La higuera, don Quijote, el verano

Publicado el

Cada uno tiene su edén particular, su paraíso con minúscula. El mío, en verano, en Madrid, es un jardín con una higuera y un membrillo, con una tumbona a la sombra de la higuera y muy cerca del filo de una pequeña piscina, muy adecuada para mis escasas habilidades natatorias. En ese jardín, cada verano de los últimos años, me he dedicado con bastante éxito a la indolencia y a la lectura, actividades para las que estoy más dotado que para la natación. El tiempo más lento y más despejado del verano favorece los libros sustanciosos, de muchas páginas, los que invitan a sumergirse o a quedarse a vivir durante un tiempo largo en ellos. Novelas, casi siempre, pero también libros de historia, biografías sólidas de escuela anglosajona. Me acuerdo, hace tres años, de la dedicación con que leí The World Is What it Is, la biografía de V.S. Naipaul escrita por Patrick French. Otro verano fue el de Vida y Destino, de Vasili Grossman. Pensaba al terminarla que no podría encontrar una lectura igual de arrebatadora y empecé un poco al azar Ulysses, y mis tardes de agosto junto a la piscina, con los olores mezclados del cloro y de las hojas de la higuera, fueron las del entusiasmo sin fatiga por las aventuras de Leopold Bloom y Stephen Dedalus. Terminé la novela y ya se presentía en el aire el fresco de septiembre. Durante semanas no sentí ningún deseo de acercarme a otra ficción.

El verano pasado fue el de Moby-Dick. La lectura y la indolencia eran todavía más gustosas porque acababa de entregar una novela que me había dejado rendido. Era muy grato tenderse a leer a la sombra de la higuera, zambullirse un rato en el agua, secarse al sol, continuar la lectura. Pero era más grato todavía no escribir, no sentir, por primera vez en mucho tiempo, la presión y el desasosiego, el remordimiento que no lo abandona a uno mientras está dedicado a una novela. Moby-Dick, como Ulysses, no es una lectura: es casi una manera de vivir. Moby-Dick es una novela de una originalidad tan poderosa que lo trastorna a uno, que le afecta físicamente, en cada capítulo, en cada línea, en la cadencia bíblica y alucinada de la escritura, que exigiría ser leída en voz alta, recitada.
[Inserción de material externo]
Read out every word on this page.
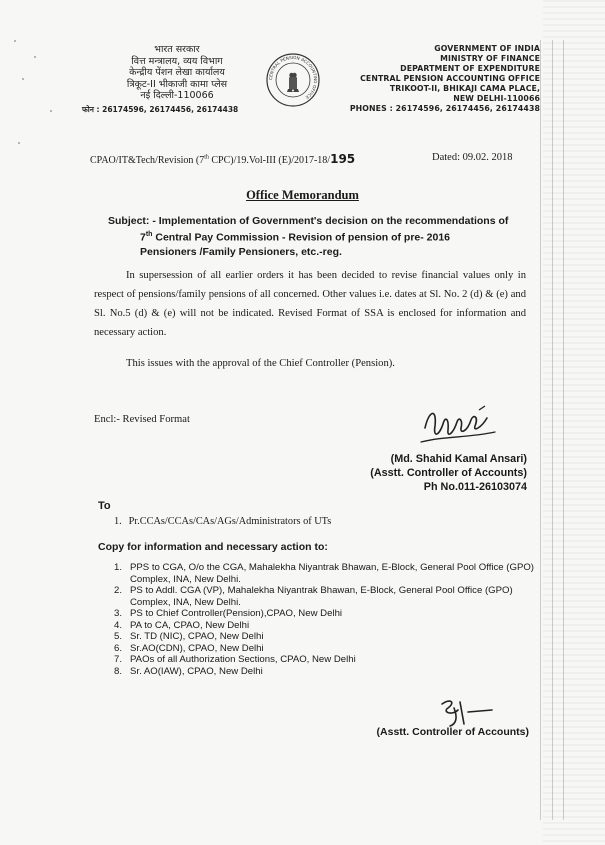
भारत सरकार
वित्त मन्त्रालय, व्यय विभाग
केन्द्रीय पेंशन लेखा कार्यालय
त्रिकूट-II भीकाजी कामा प्लेस
नई दिल्ली-110066
फोन : 26174596, 26174456, 26174438
CENTRAL PENSION ACCOUNTING OFFICE
GOVERNMENT OF INDIA
MINISTRY OF FINANCE
DEPARTMENT OF EXPENDITURE
CENTRAL PENSION ACCOUNTING OFFICE
TRIKOOT-II, BHIKAJI CAMA PLACE,
NEW DELHI-110066
PHONES : 26174596, 26174456, 26174438
CPAO/IT&Tech/Revision (7th CPC)/19.Vol-III (E)/2017-18/195	Dated: 09.02. 2018
Office Memorandum
Subject: - Implementation of Government's decision on the recommendations of
7th Central Pay Commission - Revision of pension of pre- 2016
Pensioners /Family Pensioners, etc.-reg.
In supersession of all earlier orders it has been decided to revise financial values only in respect of pensions/family pensions of all concerned. Other values i.e. dates at Sl. No. 2 (d) & (e) and Sl. No.5 (d) & (e) will not be indicated. Revised Format of SSA is enclosed for information and necessary action.
This issues with the approval of the Chief Controller (Pension).
Encl:- Revised Format
(Md. Shahid Kamal Ansari)
(Asstt. Controller of Accounts)
Ph No.011-26103074
To
1. Pr.CCAs/CCAs/CAs/AGs/Administrators of UTs
Copy for information and necessary action to:
1. PPS to CGA, O/o the CGA, Mahalekha Niyantrak Bhawan, E-Block, General Pool Office (GPO) Complex, INA, New Delhi.
2. PS to Addl. CGA (VP), Mahalekha Niyantrak Bhawan, E-Block, General Pool Office (GPO) Complex, INA, New Delhi.
3. PS to Chief Controller(Pension),CPAO, New Delhi
4. PA to CA, CPAO, New Delhi
5. Sr. TD (NIC), CPAO, New Delhi
6. Sr.AO(CDN), CPAO, New Delhi
7. PAOs of all Authorization Sections, CPAO, New Delhi
8. Sr. AO(IAW), CPAO, New Delhi
(Asstt. Controller of Accounts)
Este verano he vuelto al Quijote. Empecé queriendo releer la segunda parte. Pero a los pocos capítulos decidí empezar por el principio: por la dedicatoria, por el prólogo y los poemas burlescos, uno por uno. Tanto se ha escrito sobre el Quijote, tantas cosas inteligentes y apasionadas y también tantas tonterías, tanta hojarasca de discursos. Y sin embargo, basta abrir la novela y empezar el prólogo y lo asalta a uno su extraordianaria verdad, una voz que hasta entonces yo no creo que se hubiera escuchado en la literatura, la de un ser humano que interpela a otros, con la misma inmediatez con que Durero, por primera vez en la historia del Arte, nos mira directamente a los ojos desde su autorretrato, estremeciéndonos con su cercanía:

Desocupado lector: sin juramento me podrás creer que quisiera que este libro, como hijo del entendimiento, fuera el más hermoso, el más gallardo y más discreto que pudiera imaginarse…

No llevo ni una semana y ya estoy de nuevo tan golosamente enfermo del Quijote como lo estaba Alonso Quijano de sus libros de caballerías. Lo he leído tantas veces y ahora, este verano, es más nuevo que nunca: más cómico, más triste, más experimental, más lleno de amor por la literatura que nunca, más considerado con las vidas humanas, más tocado de ironía, de conocimiento supremo. Me dan ganas de ir dejando constancia aquí de cada descubrimiento, leyendo con un lápiz y un cuaderno a mano, pero más ganas me dan todavía de dejarme llevar por esa poderosa corriente que hay en el interior de cada novela verdaderamente grande, cada tarde, a la sombra de la higuera y del membrillo, en mi edén del verano.